The surge in foreclosure rescue fraud mirrors the ongoing rise in foreclosures, a trend that has proved stubbornly resistant to public and private efforts to reverse. Over a year ago, the Hope now Alliance, was established by the Bush administration to try to prod lenders to negotiate voluntary loan modifications with troubled homeowners. Though the group says it has helped several million homeowners work out new terms and payment plans, the results have been disappointing. In some cases, monthly payments increased under these new payment plans. In Decembers, the Office of the Comptroller of the Currency issued a report noting that more than half of those modifications left homeowners facing foreclosure again within six months.
But the national attention provided a boon for some foreclosures rescue scammers. Last month, the FTC shut down a New Jersey-based company called Hope Now Modifications that claimed affiliation with the widely publicized Hope Now Alliance. According to the complaint, callers to the company’s telemarketers were promised loan modifications and told they could avoid foreclosure in return for a “mitigation escrow fee.” After paying the fees, consumers either didn’t hear back or were told negotiations with lenders were proceeding smoothly. Some homeowners later found out their lender hadn’t been contacted. Those who complained to the company and asked for a refund didn’t get their money back, the FTC said.
But the case demonstrates the difficulty regulators and prosecutors have shutting down these operations. A New Jersey judge issued a retraining order against Hope Now Modifications and the site was shut down. But later that day, Leibowitz told a Congressional hearing last month, the site “popped up again under a Website registered in Germany” and was shut down again.
“So we have a little long-arm problem in terms of asserting our jurisdiction,” Leibowitz said.

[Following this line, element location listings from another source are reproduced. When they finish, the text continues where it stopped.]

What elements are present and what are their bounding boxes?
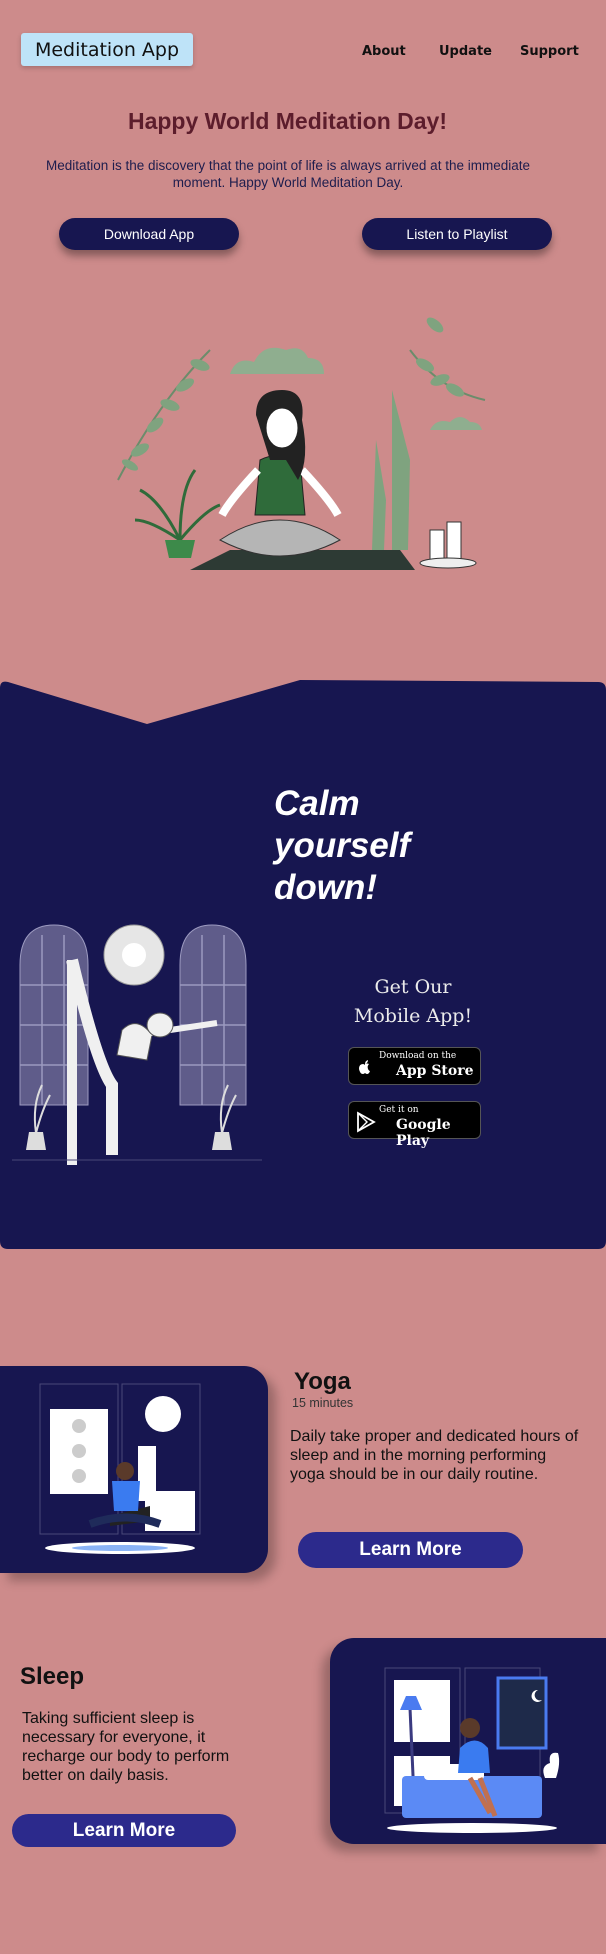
apple-icon bbox=[359, 1060, 370, 1074]
hero-title: Happy World Meditation Day! bbox=[127, 108, 448, 134]
hero-subtitle: Meditation is the discovery that the poi… bbox=[46, 158, 530, 190]
google-play-label: Google Play bbox=[396, 1117, 451, 1149]
meditation-illustration bbox=[117, 317, 486, 570]
app-store-label: App Store bbox=[396, 1063, 474, 1079]
dancer-illustration bbox=[12, 924, 262, 1165]
yoga-learn-more-button[interactable]: Learn More bbox=[298, 1532, 523, 1568]
app-store-small-label: Download on the bbox=[379, 1051, 457, 1061]
sleep-title: Sleep bbox=[20, 1663, 85, 1690]
yoga-duration: 15 minutes bbox=[292, 1396, 354, 1410]
sleep-card bbox=[330, 1638, 606, 1844]
get-app-text: Get Our Mobile App! bbox=[353, 976, 473, 1027]
yoga-title: Yoga bbox=[294, 1368, 351, 1395]
app-store-button[interactable]: Download on the App Store bbox=[348, 1047, 481, 1085]
nav-about[interactable]: About bbox=[362, 44, 406, 59]
nav-update[interactable]: Update bbox=[439, 44, 492, 59]
download-app-button[interactable]: Download App bbox=[59, 218, 239, 250]
calm-headline: Calm yourself down! bbox=[274, 784, 411, 907]
google-play-small-label: Get it on bbox=[379, 1105, 419, 1115]
sleep-description: Taking sufficient sleep is necessary for… bbox=[22, 1710, 230, 1784]
listen-playlist-button[interactable]: Listen to Playlist bbox=[362, 218, 552, 250]
yoga-description: Daily take proper and dedicated hours of… bbox=[290, 1428, 579, 1483]
sleep-learn-more-button[interactable]: Learn More bbox=[12, 1814, 236, 1847]
yoga-card bbox=[0, 1366, 268, 1573]
google-play-button[interactable]: Get it on Google Play bbox=[348, 1101, 481, 1149]
sleep-illustration bbox=[384, 1667, 560, 1833]
yoga-illustration bbox=[39, 1383, 201, 1554]
nav-support[interactable]: Support bbox=[520, 44, 579, 59]
google-play-icon bbox=[357, 1111, 376, 1133]
app-logo-button[interactable]: Meditation App bbox=[21, 33, 193, 66]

Some of those offering to help distressed homeowners are former brokers, agents and appraisers who've seen their previous business evaporate after the housing market collapsed under an avalanche of rogue lending many of them participated in. Some foreclosure consultants offer legitimate services. But it's not clear whether paid advice is any more effective than the help available to homeowners from nonprofit credit counselors who also work with lenders at no charge.
Some scammers have successfully tricked victims by mimicking those non-profit counseling organizations. Others have become adept at Web search marketing, buying keywords representing legitimate counseling organizations.
Neighborworks America, a national housing advocacy group, filed two trademark complaints last month with online search engines to prevent companies from using the groups name and logo to promote foreclosure rescue schemes.
One company is even riding the coattails of the U.S. Treasury’s Web site - www.financialstability.gov – which Treasury Secretary Geithner touted in Monday’s announcement. The official site is devoted to the government’s various efforts to bail out the financial system and help homeowners avoid foreclosure. Web surfers who navigate to www.financialstability.org can follow dozens of links purporting to help consumers “Get out of Debt,” “Stop Foreclosure Now” and get “Payday Loans in 1 hour.”
In most cases, prosecutors who catch foreclosures rescue scammers opt for civil actions aimed at recovering money for bilked consumers. Few cases result in criminal penalties.
That may be changing as state Attorneys General begin gearing up to go after the latest wave of mortgage fraud. This year, Arizona Attorney General Terry Goddard brought three cases charging felony theft, fraud and money laundering. Two defendants pleaded guilty; a third case is pending. California’s Attorney General won convictions last year again three people who stole more than $700,000 in upfront fees of $1,500 to $5,000; those sentences ranged from probation to six years in prison.